Não estava claro para aquele homem o que havia ocorrido e nem o porquê de sua singular situação de único sobrevivente. Embora não pudesse afirmar com precisão a data em que estava, sabia que o ano devia ser o de 2028, pois observava diariamente o movimento das estrelas e do sol na tentativa de antever fenômenos naturais e manter-se vivo. Em suas contas haviam se passado cinco anos e ele teria então 44 anos de idade.
Suas companhias eram agora os insetos, as baratas e os ratos, vistos passando cobertos pelo pó cinza claro que impregnava todas as coisas. Ratos que, além da companhia, lhe possibilitavam não morrer de fome. Para caçá-los fazia à noite armadilhas com gravetos e pedras colocadas de modo que caíssem e lhes esmagassem os corpos. Bastava no dia seguinte voltar ao local, pegar a presa e fazer o almoço. A água recolhida da chuva lhe garantia não morrer de sede.
Como a sobrevivência física estava garantida, mesmo que precariamente, Ismael acabou desistindo de buscar explicação para aquela situação bizarra em que se encontrava. Homem de poucos arrojos, tinha passado sua existência sem desejos de fama ou fortuna. Viver simplesmente bastava e de alguma forma isso se confirmava em seu mundo anterior.
A necessidade de decidir entre ir procurar respostas e outros sobreviventes ou ficar em sua atual condição não chegava a ser um dilema. Subsistia nele uma esperança de que tudo não passasse de um pesadelo e que acordaria novamente no sofá de sua sala ou na saleta de seu escritório, mesmo que a passagem dos anos o desmentisse e a razão apontasse para aceitar seu destino. Assim, quando uma dúvida qualquer chegava, ele balançava a cabeça e, pensando no absurdo da situação, escolhia a própria lógica de seguir em frente até o dia em que tudo aquilo acabasse.
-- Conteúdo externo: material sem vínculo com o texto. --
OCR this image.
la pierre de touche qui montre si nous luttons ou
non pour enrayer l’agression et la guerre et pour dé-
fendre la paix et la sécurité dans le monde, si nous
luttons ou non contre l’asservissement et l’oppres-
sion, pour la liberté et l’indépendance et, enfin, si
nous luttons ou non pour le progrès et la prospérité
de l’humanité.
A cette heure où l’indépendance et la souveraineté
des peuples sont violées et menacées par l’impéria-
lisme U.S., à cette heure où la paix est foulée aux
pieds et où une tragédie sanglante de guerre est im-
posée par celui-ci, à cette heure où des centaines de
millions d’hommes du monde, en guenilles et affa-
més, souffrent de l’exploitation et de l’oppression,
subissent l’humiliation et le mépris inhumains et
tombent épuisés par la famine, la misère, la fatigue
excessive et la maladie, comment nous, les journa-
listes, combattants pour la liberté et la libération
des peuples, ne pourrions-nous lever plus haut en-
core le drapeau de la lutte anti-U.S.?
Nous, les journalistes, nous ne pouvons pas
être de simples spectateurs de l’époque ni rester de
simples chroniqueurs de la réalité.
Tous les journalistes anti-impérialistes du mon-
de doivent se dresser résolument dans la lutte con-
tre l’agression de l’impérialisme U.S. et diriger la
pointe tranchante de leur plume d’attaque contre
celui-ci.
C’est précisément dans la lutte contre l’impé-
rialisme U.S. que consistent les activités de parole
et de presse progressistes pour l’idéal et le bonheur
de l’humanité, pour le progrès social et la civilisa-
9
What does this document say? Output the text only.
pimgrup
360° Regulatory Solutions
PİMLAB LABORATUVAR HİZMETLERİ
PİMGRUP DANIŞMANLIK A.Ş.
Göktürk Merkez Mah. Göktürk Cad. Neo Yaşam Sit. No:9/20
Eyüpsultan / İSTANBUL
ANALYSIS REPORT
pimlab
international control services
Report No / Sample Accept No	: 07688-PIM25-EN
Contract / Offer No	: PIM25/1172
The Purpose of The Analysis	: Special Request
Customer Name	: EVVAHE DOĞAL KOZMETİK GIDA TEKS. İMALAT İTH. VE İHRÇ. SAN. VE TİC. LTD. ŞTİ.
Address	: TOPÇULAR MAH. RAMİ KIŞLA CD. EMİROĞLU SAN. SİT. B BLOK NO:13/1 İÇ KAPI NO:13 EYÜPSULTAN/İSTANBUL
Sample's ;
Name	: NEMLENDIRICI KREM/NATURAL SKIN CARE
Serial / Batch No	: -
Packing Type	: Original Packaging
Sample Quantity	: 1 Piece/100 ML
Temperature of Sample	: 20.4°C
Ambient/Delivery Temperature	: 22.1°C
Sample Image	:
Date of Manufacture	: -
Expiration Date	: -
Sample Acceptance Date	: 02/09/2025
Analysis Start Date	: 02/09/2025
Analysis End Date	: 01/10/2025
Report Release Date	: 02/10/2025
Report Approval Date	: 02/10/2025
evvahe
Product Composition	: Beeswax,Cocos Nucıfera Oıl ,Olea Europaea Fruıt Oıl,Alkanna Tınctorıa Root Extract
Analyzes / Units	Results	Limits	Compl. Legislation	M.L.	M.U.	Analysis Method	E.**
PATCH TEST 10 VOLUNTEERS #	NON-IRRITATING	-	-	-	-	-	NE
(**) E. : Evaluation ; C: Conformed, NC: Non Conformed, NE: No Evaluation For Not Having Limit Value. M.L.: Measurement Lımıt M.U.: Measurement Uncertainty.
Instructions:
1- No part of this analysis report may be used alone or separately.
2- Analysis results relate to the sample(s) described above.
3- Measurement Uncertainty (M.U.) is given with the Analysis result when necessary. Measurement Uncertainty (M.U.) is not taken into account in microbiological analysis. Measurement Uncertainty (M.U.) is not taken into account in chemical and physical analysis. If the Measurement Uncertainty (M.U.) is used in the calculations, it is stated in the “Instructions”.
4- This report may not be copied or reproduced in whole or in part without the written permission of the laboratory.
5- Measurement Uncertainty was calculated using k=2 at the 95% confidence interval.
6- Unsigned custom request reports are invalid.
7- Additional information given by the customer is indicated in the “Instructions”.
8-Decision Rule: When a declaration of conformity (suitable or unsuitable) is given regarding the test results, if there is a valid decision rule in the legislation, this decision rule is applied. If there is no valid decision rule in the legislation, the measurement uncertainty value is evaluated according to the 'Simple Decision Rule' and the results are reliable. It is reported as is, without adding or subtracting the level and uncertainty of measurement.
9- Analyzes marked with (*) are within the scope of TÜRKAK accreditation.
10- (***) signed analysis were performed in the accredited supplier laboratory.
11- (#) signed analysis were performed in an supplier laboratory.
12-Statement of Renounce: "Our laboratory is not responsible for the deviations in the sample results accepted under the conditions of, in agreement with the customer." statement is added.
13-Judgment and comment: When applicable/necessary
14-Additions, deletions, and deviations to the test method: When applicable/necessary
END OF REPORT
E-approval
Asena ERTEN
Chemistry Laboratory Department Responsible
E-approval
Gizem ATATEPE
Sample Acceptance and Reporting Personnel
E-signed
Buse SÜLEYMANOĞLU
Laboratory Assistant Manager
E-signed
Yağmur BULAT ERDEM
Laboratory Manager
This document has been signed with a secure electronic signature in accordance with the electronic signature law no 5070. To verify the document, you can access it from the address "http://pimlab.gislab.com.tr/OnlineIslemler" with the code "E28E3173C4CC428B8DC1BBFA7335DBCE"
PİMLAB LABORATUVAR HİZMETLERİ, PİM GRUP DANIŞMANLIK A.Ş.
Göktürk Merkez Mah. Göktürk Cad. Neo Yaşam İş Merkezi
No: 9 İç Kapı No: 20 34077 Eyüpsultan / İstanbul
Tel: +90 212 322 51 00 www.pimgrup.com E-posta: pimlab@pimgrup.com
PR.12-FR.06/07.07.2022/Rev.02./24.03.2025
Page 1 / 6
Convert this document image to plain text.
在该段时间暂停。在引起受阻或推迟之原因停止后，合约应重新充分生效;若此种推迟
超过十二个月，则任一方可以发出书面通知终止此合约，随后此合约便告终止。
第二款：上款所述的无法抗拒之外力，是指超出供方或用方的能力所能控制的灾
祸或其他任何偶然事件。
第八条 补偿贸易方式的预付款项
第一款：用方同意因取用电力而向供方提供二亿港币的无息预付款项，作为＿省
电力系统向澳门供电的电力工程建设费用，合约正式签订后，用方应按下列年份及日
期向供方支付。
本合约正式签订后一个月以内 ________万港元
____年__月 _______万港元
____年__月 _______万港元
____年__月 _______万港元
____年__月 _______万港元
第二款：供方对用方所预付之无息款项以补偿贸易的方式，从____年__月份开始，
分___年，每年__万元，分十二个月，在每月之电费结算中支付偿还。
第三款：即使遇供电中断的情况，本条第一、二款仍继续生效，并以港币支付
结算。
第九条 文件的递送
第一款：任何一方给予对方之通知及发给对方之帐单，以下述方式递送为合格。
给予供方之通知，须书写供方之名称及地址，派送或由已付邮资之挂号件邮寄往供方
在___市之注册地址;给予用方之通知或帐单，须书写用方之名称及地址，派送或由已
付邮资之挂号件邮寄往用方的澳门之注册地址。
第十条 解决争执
Começara também a falar sozinho, não só para aclarar as ideias, mas porque o som da própria voz lhe trazia conforto e segurança. E conforto era algo do qual sentia falta. A ponto de ter sonhado, ao ver um porco do mato passando ao longe, que o tinha comido assado usando pratos e talheres em uma mesa com toalha limpa e cheirosa.
Já acordado, usou todas as forças para executar a tarefa de caçá-lo, sabendo de antemão que precisaria de um artefato mais elaborado do que aquele que construíra para pegar ratos. Procurou mais uma vez se valer de algum filme antigo, lembrando de um personagem que fazia armadilhas em buracos cobertos com palhas para caçar animais na selva. Fez seu plano, escolheu os locais e neles cavou buracos profundos. Terminado o trabalho, voltou ao abrigo ao anoitecer para dormir.
Na manhã seguinte caiu uma chuva torrencial. O que veio a calhar, uma vez que as provisões de água estavam se esgotando. Retornou dois dias depois, caminhando a metade do dia para encontrar uma de suas armadilhas.
Ao se aproximar diminuiu o passo e rastejou para expiar a beirada. Surpreso, viu que no buraco havia uma pessoa caída. Pulou imediatamente para dentro, ajoelhando-se e inclinando-se sobre o corpo para virá-lo de frente. Com cuidado tirou a lama que cobria o rosto, que para seu espanto, era conhecido. Chamou carinhosamente: “Mia, acorda; meu amor, sou eu Ismael”.
Como não houvesse resposta, pegou a mão da mulher e apertou com força; sacudiu seu corpo devagar; chacoalhou para frente e para traz. Nada.
Alucinado, deu um salto e passou a correr. Correu muito até chegar a um precipício onde se jogou, caindo num lamaçal imundo, escorregadio e pegajoso. Dele conseguiu sair para voltar ao abrigo, levando consigo unicamente o peso de ter sobrevivido.